Les évaluations qui font la différence est une collection de 8 histoires d’évaluation à travers le monde, qui est l’une des premiers aspects de recherche systématique des facteurs qui contribuent à des évaluations de qualité supérieure qui sont utilisées par les parties prenantes pour améliorer les programmes et la vie des personnes. Cette initiative recueille des histoires au sujet Les évaluations qui ont fait une différence, non seulement du point de vue des évaluateurs, mais aussi des commissionnaires et des utilisateurs. Les histoires dans cette collection présentent des études de cas très intéressantes à propos des résultats d’une évaluation et les procédés par lesquelles les évaluations ont contribué à l’impact des programmes. Le rapport contenant toutes les histoires avec études de cas est disponible ici, en Anglais, Espagnol et en Français.



Captura de pantalla 2016-04-16 a las 10.48.22 a.m.Parmi les 7 milliards d’habitants que compte la planète, seulement 4,5 milliards ont accès à des toilettes ou à des latrines. Le reste – 2,5 milliards -, dont la plupart vivent dans les zones rurales, manquent d’assainissement adéquat. Et rien ne propage les maladies aussi vite que la défécation en plein air. En effet, l’objectif du Millénaire pour le développement numéro 7 est de réduire de moitié la population de personnes vivant sans installations sanitaires adéquates. D’où l’idée de la Journée mondiale des toilettes qui se tient le 19 novembre de chaque année.

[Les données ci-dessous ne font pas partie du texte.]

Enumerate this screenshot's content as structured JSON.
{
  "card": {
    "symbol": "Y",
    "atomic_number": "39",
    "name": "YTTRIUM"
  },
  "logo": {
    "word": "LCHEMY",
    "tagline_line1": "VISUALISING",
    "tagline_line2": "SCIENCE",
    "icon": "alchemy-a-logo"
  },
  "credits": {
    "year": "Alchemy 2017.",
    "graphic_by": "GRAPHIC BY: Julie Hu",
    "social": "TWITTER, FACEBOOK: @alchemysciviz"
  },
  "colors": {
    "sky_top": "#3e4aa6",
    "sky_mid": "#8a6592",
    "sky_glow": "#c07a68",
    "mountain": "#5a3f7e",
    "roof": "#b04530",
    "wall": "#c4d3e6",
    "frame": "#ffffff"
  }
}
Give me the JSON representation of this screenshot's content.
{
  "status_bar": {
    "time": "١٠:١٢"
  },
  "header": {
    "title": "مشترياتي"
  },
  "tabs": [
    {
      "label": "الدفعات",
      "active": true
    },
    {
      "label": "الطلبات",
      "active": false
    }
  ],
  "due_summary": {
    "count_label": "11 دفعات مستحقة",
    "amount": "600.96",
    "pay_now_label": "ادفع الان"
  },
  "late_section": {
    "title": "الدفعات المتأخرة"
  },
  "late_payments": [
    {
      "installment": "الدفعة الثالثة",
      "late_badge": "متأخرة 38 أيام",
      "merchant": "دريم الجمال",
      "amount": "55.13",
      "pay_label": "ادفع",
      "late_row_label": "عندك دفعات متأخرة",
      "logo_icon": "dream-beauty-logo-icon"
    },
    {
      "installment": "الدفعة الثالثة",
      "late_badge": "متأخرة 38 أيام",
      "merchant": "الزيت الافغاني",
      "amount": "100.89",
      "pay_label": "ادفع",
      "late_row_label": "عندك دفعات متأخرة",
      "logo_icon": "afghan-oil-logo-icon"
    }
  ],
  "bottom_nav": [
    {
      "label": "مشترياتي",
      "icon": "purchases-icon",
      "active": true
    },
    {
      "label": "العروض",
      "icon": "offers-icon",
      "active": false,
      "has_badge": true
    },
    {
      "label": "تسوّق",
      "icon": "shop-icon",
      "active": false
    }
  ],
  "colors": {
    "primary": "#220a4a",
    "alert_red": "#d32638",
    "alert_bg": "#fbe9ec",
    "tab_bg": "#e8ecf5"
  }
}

Remontons quelques années en arrière à l’occasion de la Journée mondiale des toilettes de 2011. Nous sommes à Murihi wa bibi, un village situé dans les montagnes du comté de Kwale, le long de la bande côtière à basse altitude du Kenya.

Des petits enfants essayent d’attraper des coqs qui dans quelques heures feront partie du repas des célébrations. Il y a de l’excitation dans l’air. Pourquoi les villageois de Murihi wa bibi sont-ils en fête ? Ils sont tout simplement contents et manifestent leur joie parce qu’il n’y a plus de tas d’excréments humains dans les buissons. Convaincue que la vieille tradition, qui consistait à déféquer dans la brousse, ne peut plus être tolérée, cette communauté a atteint un nouveau degré de liberté : se mettre à l’abri de la maladie.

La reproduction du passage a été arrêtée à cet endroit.